Она вышла замуж за профессора политологии Олега Андреева, создателя мурманской правозащитной организации «Гражданская инициатива», родила сына, но сейчас они оба отошли от политики. Надолго ли – кто знает. Ведь бывают ситуации, что промолчать о несправедливости нельзя. Собственно говоря, и политикой они занимались лишь поэтому, а вовсе не для карьеры.

Здорово, что она любит книги почти так же страстно и посвященно, как близких ей людей. И выделяет тех, кто служит книгам, – например, работников Мурманской областной библиотеки.

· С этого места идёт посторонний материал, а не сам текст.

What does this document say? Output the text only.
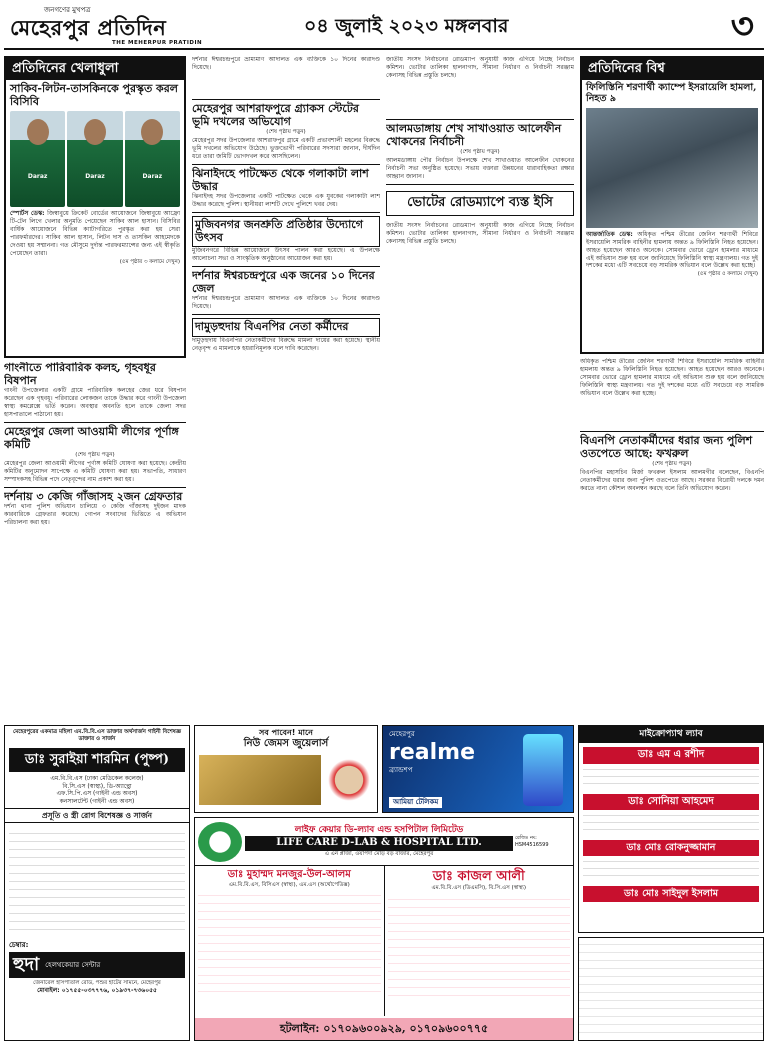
জনগণের মুখপত্র
মেহেরপুর প্রতিদিন
THE MEHERPUR PRATIDIN
০৪ জুলাই ২০২৩ মঙ্গলবার	৩
প্রতিদিনের খেলাধুলা
সাকিব-লিটন-তাসকিনকে পুরস্কৃত করল বিসিবি
Daraz
Daraz
Daraz
স্পোর্টস ডেস্ক: জিম্বাবুয়ে ক্রিকেট বোর্ডের আয়োজনে জিম্বাবুয়ে আফ্রো টি-টেন লিগে খেলার অনুমতি পেয়েছেন সাকিব আল হাসান। বিসিবির বার্ষিক আয়োজনে বিভিন্ন ক্যাটাগরিতে পুরস্কৃত করা হয় সেরা পারফর্মারদের। সাকিব আল হাসান, লিটন দাস ও তাসকিন আহমেদকে দেওয়া হয় সম্মাননা। গত মৌসুমে দুর্দান্ত পারফরম্যান্সের জন্য এই স্বীকৃতি পেয়েছেন তারা।
(৫ম পৃষ্ঠার ৩ কলামে দেখুন)
গাংনীতে পারিবারিক কলহ, গৃহবধূর বিষপান
গাংনী উপজেলার একটি গ্রামে পারিবারিক কলহের জের ধরে বিষপান করেছেন এক গৃহবধূ। পরিবারের লোকজন তাকে উদ্ধার করে গাংনী উপজেলা স্বাস্থ্য কমপ্লেক্সে ভর্তি করেন। অবস্থার অবনতি হলে তাকে জেলা সদর হাসপাতালে পাঠানো হয়।
মেহেরপুর জেলা আওয়ামী লীগের পূর্ণাঙ্গ কমিটি
(শেষ পৃষ্ঠায় পড়ুন)
মেহেরপুর জেলা আওয়ামী লীগের পূর্ণাঙ্গ কমিটি ঘোষণা করা হয়েছে। কেন্দ্রীয় কমিটির অনুমোদন সাপেক্ষে এ কমিটি ঘোষণা করা হয়। সভাপতি, সাধারণ সম্পাদকসহ বিভিন্ন পদে নেতৃবৃন্দের নাম প্রকাশ করা হয়।
দর্শনায় ৩ কেজি গাঁজাসহ ২জন গ্রেফতার
দর্শনা থানা পুলিশ অভিযান চালিয়ে ৩ কেজি গাঁজাসহ দুইজন মাদক কারবারিকে গ্রেফতার করেছে। গোপন সংবাদের ভিত্তিতে এ অভিযান পরিচালনা করা হয়।
দর্শনার ঈশ্বরচন্দ্রপুরে ভ্রাম্যমাণ আদালত এক ব্যক্তিকে ১০ দিনের কারাদণ্ড দিয়েছে।
মেহেরপুর আশরাফপুরে গ্র্যাকস স্টেটের ভূমি দখলের অভিযোগ
(শেষ পৃষ্ঠায় পড়ুন)
মেহেরপুর সদর উপজেলার আশরাফপুর গ্রামে একটি প্রভাবশালী মহলের বিরুদ্ধে ভূমি দখলের অভিযোগ উঠেছে। ভুক্তভোগী পরিবারের সদস্যরা জানান, দীর্ঘদিন ধরে তারা জমিটি ভোগদখল করে আসছিলেন।
ঝিনাইদহে পাটক্ষেত থেকে গলাকাটা লাশ উদ্ধার
ঝিনাইদহ সদর উপজেলার একটি পাটক্ষেত থেকে এক যুবকের গলাকাটা লাশ উদ্ধার করেছে পুলিশ। স্থানীয়রা লাশটি দেখে পুলিশে খবর দেয়।
মুজিবনগর জনশ্রুতি প্রতিষ্ঠার উদ্যোগে উৎসব
মুজিবনগরে বিভিন্ন আয়োজনে উৎসব পালন করা হয়েছে। এ উপলক্ষে আলোচনা সভা ও সাংস্কৃতিক অনুষ্ঠানের আয়োজন করা হয়।
দর্শনার ঈশ্বরচন্দ্রপুরে এক জনের ১০ দিনের জেল
দর্শনার ঈশ্বরচন্দ্রপুরে ভ্রাম্যমাণ আদালত এক ব্যক্তিকে ১০ দিনের কারাদণ্ড দিয়েছে।
দামুড়হুদায় বিএনপির নেতা কর্মীদের
দামুড়হুদায় বিএনপির নেতাকর্মীদের বিরুদ্ধে মামলা দায়ের করা হয়েছে। স্থানীয় নেতৃবৃন্দ এ মামলাকে হয়রানিমূলক বলে দাবি করেছেন।
জাতীয় সংসদ নির্বাচনের রোডম্যাপ অনুযায়ী কাজ এগিয়ে নিচ্ছে নির্বাচন কমিশন। ভোটার তালিকা হালনাগাদ, সীমানা নির্ধারণ ও নির্বাচনী সরঞ্জাম কেনাসহ বিভিন্ন প্রস্তুতি চলছে।
আলমডাঙ্গায় শেখ সাখাওয়াত আলেফীন খোকনের নির্বাচনী
(শেষ পৃষ্ঠায় পড়ুন)
আলমডাঙ্গায় পৌর নির্বাচন উপলক্ষে শেখ সাখাওয়াত আলেফীন খোকনের নির্বাচনী সভা অনুষ্ঠিত হয়েছে। সভায় বক্তারা উন্নয়নের ধারাবাহিকতা রক্ষার আহ্বান জানান।
ভোটের রোডম্যাপে ব্যস্ত ইসি
জাতীয় সংসদ নির্বাচনের রোডম্যাপ অনুযায়ী কাজ এগিয়ে নিচ্ছে নির্বাচন কমিশন। ভোটার তালিকা হালনাগাদ, সীমানা নির্ধারণ ও নির্বাচনী সরঞ্জাম কেনাসহ বিভিন্ন প্রস্তুতি চলছে।
প্রতিদিনের বিশ্ব
ফিলিস্তিনি শরণার্থী ক্যাম্পে ইসরায়েলি হামলা, নিহত ৯
আন্তর্জাতিক ডেস্ক: অধিকৃত পশ্চিম তীরের জেনিন শরণার্থী শিবিরে ইসরায়েলি সামরিক বাহিনীর হামলায় অন্তত ৯ ফিলিস্তিনি নিহত হয়েছেন। আহত হয়েছেন আরও অনেকে। সোমবার ভোরে ড্রোন হামলার মাধ্যমে এই অভিযান শুরু হয় বলে জানিয়েছে ফিলিস্তিনি স্বাস্থ্য মন্ত্রণালয়। গত দুই দশকের মধ্যে এটি সবচেয়ে বড় সামরিক অভিযান বলে উল্লেখ করা হচ্ছে।
(৫ম পৃষ্ঠার ৫ কলামে দেখুন)
অধিকৃত পশ্চিম তীরের জেনিন শরণার্থী শিবিরে ইসরায়েলি সামরিক বাহিনীর হামলায় অন্তত ৯ ফিলিস্তিনি নিহত হয়েছেন। আহত হয়েছেন আরও অনেকে। সোমবার ভোরে ড্রোন হামলার মাধ্যমে এই অভিযান শুরু হয় বলে জানিয়েছে ফিলিস্তিনি স্বাস্থ্য মন্ত্রণালয়। গত দুই দশকের মধ্যে এটি সবচেয়ে বড় সামরিক অভিযান বলে উল্লেখ করা হচ্ছে।
বিএনপি নেতাকর্মীদের ধরার জন্য পুলিশ ওতপেতে আছে: ফখরুল
(শেষ পৃষ্ঠায় পড়ুন)
বিএনপির মহাসচিব মির্জা ফখরুল ইসলাম আলমগীর বলেছেন, বিএনপি নেতাকর্মীদের ধরার জন্য পুলিশ ওতপেতে আছে। সরকার বিরোধী দলকে দমন করতে নানা কৌশল অবলম্বন করছে বলে তিনি অভিযোগ করেন।
মেহেরপুরের একমাত্র মহিলা এম.বি.বি.এস ডাক্তার অর্থসার্জন গাইনী বিশেষজ্ঞ ডাক্তার ও সার্জন
ডাঃ সুরাইয়া শারমিন (পুষ্প)
এম.বি.বি.এস (ঢাকা মেডিকেল কলেজ)
বি.সি.এস (স্বাস্থ্য), ডি-অ্যান্থ্রো
এফ.সি.পি.এস (গাইনী এন্ড অবস)
কনসালটেন্ট (গাইনী এন্ড অবস)
প্রসূতি ও স্ত্রী রোগ বিশেষজ্ঞ ও সার্জন
চেম্বার:
হুদা হেলথকেয়ার সেন্টার
জেনারেল হাসপাতাল রোড, পশুর হাটের সামনে, মেহেরপুর
মোবাইল: ০১৭৫৫-০৩৭৭৭৬, ০১৯৩৭-৭৩৬০৫৫
সব পাবেন! মানে
নিউ জেমস জুয়েলার্স
মেহেরপুর
realme
ব্র্যান্ডশপ
আমিয়া টেলিকম
মাইক্রোপ্যাথ ল্যাব
ডাঃ এম এ রশীদ
ডাঃ সোনিয়া আহমেদ
ডাঃ মোঃ রোকনুজ্জামান
ডাঃ মোঃ সাইদুল ইসলাম
লাইফ কেয়ার ডি-ল্যাব এন্ড হসপিটাল লিমিটেড
LIFE CARE D-LAB & HOSPITAL LTD.
এ এন প্লাজা, ওয়াপদা মোড় বড় বাজার, মেহেরপুর
রেজিঃ নং: HSM4516599
ডাঃ মুহাম্মদ মনজুর-উল-আলম
এম.বি.বি.এস, বিসিএস (স্বাস্থ্য), এম.এস (অর্থোপেডিক্স)
ডাঃ কাজল আলী
এম.বি.বি.এস (ডিএমসি), বি.সি.এস (স্বাস্থ্য)
হটলাইন: ০১৭০৯৬০০৯২৯, ০১৭০৯৬০০৭৭৫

Как она будет развиваться дальше? Может, как эссеист, написавший обворожительную книгу «Петербургский квадрат»? Или сатирик, проглянувший в забавном, полном остроумия романе-конспекте «Ледяной кубик, или Прощание с Севером»? Или новый, еще неведомый поэт? Посмотрите, сколько прелести в стихах, только что присланных из Варны:

Славно сидеть на облачке,
Будто на облучке.
Холодно девочке Олечке
На городском пятачке.

Она остается непредсказуемой, как жгучая крапива, даже получившая пригласительный билет в цирк шапито.

* * *

Привидение начлага
Бродит в саду городском.
По аллее три шага –
Кру-гом!

Глядь, а там, на поляне,
Бабы стоят, как в бане.

Ни те рубашки – голые.
Видно, вольняшки – гожие.

– Кто это тут? Аврора?
Неча красное имя трепать.
Будешь зваться Федора.
Мал-чать!

Никта? Глазки не строй.
Ну-ка, встань в строй.
Стыд лопухом прикрой.
Тьфу на тебя! В строй!

А это кто? Мнемо-зина?
Тоже мне, образина.
Дюжая, с мужика.
Чистый камень – бока.
Дам тебе, Зинка, кайло,
Будешь жить весело.

Ничего, не робей, бабец,
Я вам всем как родной отец.

Завтра выпишу ватники,
Шаровары и валенки.

Сразу после подъема
Начинаем строить барак.

Что расселась? Не дома.
Тут тебе не бардак.

Крылья заместо сидора,
А зад-то, зад – как у пидера.
Да ты не психуй, Психея,
Я сам психовать умею.

А эту как звать? Эрато?
Тебя мне, Эрата, и надо.
Ишь ты, какое тело.
Будешь ко мне ходить.
Считай, тебе подфартило,
Не придется худеть.

Ты, Аврора-Федора,
С утра замесишь раствора.
В помощь тебе Терпсихора
И та, поздоровше, Флора.

Это вот для Гекубы
Водопроводные трубы.

А Талии и Психее –
Наряд на рытье траншеи.

Вдруг видит он, сквозь листву
Целится кто-то из лука.
Во, изловчился, сука,
Натянул тетиву.
И вопя: не стреляй! –
Повалился в траву вертухай.

Голову поднял: опять
Целится, братцы, целится!
Как же он мог осмелиться –
В вертухая стрелять?

Глядь: бабцы усмехаются,
Нету страха в глазах.
Аж сердце в нем вертухается:
Что ж это! Швах!

Мраморная стрела
Пущена не была,
Но до костей прожгла.

И, шатаясь, как доходяга,
По аллее бредет начлага.

На ремешке как овчарку
Злую ведет беду.
И повторяет в бреду:
Всё насмарку, насмарку…


* * *

Люблю твои стихи с бредком
или солененьким ледком.
В них всё туманно-матово,
как в белых северных ночах,
где не остыл еще очаг
далекой Ольги Мартовой.
Я так люблю твои стихи
из кажущейся чепухи
за чокнутость, за искренность,
за мудрое их колдовство
и знаю, что навек его
из этих льдов не выскрести.
И научиться бы нам всем
хрустальной чистоте поэм,
наивной этой мудрости,
которая со злом в борьбе.
Еще когда-то по тебе
метели взвоют в Мурманске.
Ты вовсе не словесный хлам –
преподавала счастье там,
учила нежнозвукостью,
несчастными не разрешив
нам быть при помощи всех Шив
с их братской многорукостью.
Еще вернешься ты сюда,
где столькие не изо льда,
в мир и сестер, и братий.
А пара рук, что дал нам Бог,
как повелел он, добр и строг,
не для убийств – объятий.
Евгений ЕВТУШЕНКО

"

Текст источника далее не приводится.